In a recent blog post, Anthropic revealed that it used the classic Game Boy game Pokémon Red as a benchmark for its latest AI model, Claude 3.7 Sonnet. The company equipped the model with basic memory, screen pixel input, and function calls to press buttons and navigate through the game, allowing it to play continuously.
This test showcased the model’s ability to engage in what Anthropic calls extended thinking, meaning that it can take extra time and use more computing power to solve complex tasks. Unlike its predecessor, Claude 3.0 Sonnet, which struggled to leave the starting area of Pallet Town, the new Claude 3.7 Sonnet managed to battle three gym leaders and win their badges, demonstrating significant improvements in reasoning and planning.

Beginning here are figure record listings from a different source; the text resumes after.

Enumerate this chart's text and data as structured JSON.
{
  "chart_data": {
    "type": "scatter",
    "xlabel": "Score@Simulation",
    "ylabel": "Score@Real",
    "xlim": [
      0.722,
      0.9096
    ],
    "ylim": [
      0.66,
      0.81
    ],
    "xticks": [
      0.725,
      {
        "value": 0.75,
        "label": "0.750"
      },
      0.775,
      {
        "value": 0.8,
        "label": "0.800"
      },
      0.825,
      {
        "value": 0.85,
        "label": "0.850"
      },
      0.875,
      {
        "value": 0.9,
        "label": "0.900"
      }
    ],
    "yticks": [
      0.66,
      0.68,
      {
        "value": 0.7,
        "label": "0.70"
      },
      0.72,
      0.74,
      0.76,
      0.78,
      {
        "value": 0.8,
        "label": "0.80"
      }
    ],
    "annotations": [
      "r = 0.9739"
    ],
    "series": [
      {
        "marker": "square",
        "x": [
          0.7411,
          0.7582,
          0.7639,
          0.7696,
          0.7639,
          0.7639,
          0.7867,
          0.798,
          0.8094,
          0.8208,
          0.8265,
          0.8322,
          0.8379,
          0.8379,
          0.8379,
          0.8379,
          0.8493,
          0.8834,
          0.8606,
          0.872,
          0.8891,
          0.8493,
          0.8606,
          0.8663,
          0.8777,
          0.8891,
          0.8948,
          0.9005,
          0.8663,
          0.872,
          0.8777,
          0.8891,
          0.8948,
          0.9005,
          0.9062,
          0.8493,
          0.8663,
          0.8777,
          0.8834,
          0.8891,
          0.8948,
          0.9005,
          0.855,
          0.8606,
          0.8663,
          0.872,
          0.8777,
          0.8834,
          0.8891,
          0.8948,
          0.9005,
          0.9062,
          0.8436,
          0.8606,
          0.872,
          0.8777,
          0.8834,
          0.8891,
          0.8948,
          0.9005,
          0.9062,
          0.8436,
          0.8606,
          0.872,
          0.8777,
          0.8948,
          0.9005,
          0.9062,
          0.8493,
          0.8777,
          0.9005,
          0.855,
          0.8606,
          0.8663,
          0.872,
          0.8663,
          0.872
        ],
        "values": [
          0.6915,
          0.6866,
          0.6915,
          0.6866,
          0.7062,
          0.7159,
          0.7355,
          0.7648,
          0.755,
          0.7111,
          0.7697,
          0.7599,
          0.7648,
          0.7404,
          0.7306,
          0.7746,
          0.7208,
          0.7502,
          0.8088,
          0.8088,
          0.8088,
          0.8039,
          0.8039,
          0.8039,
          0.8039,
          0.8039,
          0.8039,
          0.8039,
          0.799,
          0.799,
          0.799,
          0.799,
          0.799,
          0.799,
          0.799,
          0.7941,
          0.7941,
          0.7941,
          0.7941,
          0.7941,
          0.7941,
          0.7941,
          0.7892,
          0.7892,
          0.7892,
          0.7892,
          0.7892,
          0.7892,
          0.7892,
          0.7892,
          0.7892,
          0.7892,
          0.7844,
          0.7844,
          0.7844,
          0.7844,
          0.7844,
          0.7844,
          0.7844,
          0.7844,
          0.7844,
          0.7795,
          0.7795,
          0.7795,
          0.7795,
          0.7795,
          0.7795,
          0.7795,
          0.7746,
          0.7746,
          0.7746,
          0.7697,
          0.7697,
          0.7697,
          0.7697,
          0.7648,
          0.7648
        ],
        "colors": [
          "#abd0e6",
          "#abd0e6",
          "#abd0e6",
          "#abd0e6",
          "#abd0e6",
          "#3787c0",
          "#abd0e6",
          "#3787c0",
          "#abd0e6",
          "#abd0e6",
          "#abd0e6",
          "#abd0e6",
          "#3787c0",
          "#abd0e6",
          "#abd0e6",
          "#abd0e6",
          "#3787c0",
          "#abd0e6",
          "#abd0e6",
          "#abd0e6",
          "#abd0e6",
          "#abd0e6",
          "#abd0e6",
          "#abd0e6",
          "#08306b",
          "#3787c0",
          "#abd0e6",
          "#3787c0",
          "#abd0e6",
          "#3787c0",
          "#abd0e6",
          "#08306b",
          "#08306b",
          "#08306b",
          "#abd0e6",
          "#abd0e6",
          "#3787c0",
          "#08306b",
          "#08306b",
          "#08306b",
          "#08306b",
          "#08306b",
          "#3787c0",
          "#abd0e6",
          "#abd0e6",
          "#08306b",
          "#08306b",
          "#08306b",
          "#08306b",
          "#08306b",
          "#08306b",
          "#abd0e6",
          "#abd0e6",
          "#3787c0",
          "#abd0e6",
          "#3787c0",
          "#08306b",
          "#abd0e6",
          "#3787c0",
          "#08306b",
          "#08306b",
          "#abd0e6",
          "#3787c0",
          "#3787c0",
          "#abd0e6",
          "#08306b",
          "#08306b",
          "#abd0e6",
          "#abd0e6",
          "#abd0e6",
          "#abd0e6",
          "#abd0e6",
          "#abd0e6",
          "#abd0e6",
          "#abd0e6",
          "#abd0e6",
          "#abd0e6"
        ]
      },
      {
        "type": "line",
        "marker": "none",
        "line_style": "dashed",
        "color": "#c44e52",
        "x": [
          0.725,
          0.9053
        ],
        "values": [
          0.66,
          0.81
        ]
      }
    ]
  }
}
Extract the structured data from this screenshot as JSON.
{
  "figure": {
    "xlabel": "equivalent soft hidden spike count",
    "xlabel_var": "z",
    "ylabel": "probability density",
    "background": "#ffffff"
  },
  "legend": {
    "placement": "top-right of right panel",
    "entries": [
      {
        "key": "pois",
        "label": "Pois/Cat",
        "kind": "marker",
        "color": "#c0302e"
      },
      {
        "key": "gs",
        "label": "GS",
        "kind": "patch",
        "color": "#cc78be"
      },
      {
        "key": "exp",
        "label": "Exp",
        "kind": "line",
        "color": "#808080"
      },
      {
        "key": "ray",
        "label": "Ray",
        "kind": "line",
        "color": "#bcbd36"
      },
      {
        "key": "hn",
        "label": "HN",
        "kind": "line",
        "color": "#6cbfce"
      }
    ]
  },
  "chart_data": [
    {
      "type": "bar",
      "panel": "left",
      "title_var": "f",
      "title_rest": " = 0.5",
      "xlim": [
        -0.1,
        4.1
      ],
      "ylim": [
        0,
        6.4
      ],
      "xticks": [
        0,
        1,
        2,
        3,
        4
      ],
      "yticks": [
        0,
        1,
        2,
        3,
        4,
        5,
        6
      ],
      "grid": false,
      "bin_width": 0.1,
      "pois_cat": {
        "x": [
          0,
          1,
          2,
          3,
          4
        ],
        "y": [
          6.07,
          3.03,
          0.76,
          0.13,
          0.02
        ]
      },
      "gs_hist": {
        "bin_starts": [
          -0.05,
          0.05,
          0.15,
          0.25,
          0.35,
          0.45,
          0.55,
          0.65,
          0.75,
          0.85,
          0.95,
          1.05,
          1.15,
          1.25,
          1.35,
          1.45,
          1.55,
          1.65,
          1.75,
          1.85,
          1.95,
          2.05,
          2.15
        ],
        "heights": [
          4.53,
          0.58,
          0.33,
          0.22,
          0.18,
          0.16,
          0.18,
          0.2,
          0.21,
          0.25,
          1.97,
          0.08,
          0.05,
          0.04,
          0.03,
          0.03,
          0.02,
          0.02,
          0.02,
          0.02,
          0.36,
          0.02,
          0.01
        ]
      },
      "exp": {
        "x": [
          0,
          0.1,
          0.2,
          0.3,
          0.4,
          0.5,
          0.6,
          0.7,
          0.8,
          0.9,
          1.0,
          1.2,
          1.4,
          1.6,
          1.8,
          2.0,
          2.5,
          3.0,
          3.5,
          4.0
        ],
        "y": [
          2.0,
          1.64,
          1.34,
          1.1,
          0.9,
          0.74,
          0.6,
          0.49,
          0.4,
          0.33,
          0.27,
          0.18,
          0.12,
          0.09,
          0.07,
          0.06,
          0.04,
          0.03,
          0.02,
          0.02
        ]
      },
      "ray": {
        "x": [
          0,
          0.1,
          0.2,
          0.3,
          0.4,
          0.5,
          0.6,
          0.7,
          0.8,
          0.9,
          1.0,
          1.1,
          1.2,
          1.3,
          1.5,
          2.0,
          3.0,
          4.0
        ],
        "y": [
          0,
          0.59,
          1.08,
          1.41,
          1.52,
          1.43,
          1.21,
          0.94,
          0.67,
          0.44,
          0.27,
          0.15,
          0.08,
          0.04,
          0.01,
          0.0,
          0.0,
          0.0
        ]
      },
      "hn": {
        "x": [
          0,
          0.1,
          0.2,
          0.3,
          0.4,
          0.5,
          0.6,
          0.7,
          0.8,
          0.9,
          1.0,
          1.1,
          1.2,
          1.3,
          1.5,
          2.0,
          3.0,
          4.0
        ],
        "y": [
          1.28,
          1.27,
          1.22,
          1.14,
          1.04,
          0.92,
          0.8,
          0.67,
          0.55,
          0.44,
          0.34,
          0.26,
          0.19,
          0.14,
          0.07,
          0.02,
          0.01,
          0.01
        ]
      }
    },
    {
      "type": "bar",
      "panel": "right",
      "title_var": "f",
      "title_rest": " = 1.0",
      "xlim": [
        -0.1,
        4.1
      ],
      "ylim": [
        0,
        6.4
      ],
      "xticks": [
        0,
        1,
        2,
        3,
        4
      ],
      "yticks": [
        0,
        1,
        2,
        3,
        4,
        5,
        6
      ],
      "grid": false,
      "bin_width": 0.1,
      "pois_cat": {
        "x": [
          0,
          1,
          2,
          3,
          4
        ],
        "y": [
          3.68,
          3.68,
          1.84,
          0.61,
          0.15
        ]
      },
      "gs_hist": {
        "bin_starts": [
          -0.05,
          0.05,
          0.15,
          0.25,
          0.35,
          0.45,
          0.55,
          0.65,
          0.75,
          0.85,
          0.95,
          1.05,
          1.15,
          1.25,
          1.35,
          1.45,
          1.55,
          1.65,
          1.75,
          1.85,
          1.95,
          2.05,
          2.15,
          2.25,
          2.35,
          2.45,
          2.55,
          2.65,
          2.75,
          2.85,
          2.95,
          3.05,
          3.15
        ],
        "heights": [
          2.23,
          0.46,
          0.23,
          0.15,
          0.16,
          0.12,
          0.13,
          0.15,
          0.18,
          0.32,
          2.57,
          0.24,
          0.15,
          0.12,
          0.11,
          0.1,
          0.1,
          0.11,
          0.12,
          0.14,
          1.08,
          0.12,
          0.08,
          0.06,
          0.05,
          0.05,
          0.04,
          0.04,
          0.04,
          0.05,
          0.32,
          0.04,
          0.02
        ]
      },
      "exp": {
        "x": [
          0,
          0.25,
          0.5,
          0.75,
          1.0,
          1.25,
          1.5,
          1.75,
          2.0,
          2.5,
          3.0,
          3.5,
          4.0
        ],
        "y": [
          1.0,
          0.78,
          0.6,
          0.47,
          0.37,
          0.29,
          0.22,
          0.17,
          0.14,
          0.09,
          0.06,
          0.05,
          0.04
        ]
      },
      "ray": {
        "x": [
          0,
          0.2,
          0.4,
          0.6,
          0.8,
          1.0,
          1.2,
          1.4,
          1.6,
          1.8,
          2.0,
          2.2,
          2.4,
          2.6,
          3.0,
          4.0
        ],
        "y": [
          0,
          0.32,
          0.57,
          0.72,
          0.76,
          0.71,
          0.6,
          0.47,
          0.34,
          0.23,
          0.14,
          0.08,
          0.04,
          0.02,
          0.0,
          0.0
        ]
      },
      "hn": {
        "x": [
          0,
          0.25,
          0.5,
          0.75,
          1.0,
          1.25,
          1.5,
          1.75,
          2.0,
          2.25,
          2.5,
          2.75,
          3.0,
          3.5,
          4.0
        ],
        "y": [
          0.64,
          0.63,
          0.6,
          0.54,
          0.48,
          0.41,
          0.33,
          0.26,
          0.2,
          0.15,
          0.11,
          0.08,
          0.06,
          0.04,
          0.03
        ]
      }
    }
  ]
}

Anthropic noted that the model performed 35,000 actions to reach the final gym leader, Surge, emphasizing its capacity to execute a vast number of operations to overcome challenges. Although the exact computing resources and time required for each step were not disclosed, this achievement clearly illustrates the model’s progress and its enhanced problem-solving skills.
Using Pokémon Red as a test may seem like a playful choice, but it is part of a long tradition of employing video games as benchmarks for AI performance. Recently, several platforms have emerged that evaluate AI abilities in games ranging from fighting games like Street Fighter to creative puzzles like Pictionary. Anthropic’s experiment is both a nod to gaming culture and a practical demonstration of advanced AI capabilities. With its improved extended thinking feature, Claude 3.7 Sonnet is now better prepared to handle intricate challenges beyond simple tasks. This experiment serves as a clear example of the rapid evolution of AI technology. It is likely that other developers will adopt similar gaming benchmarks to test their systems, further pushing the boundaries of artificial intelligence.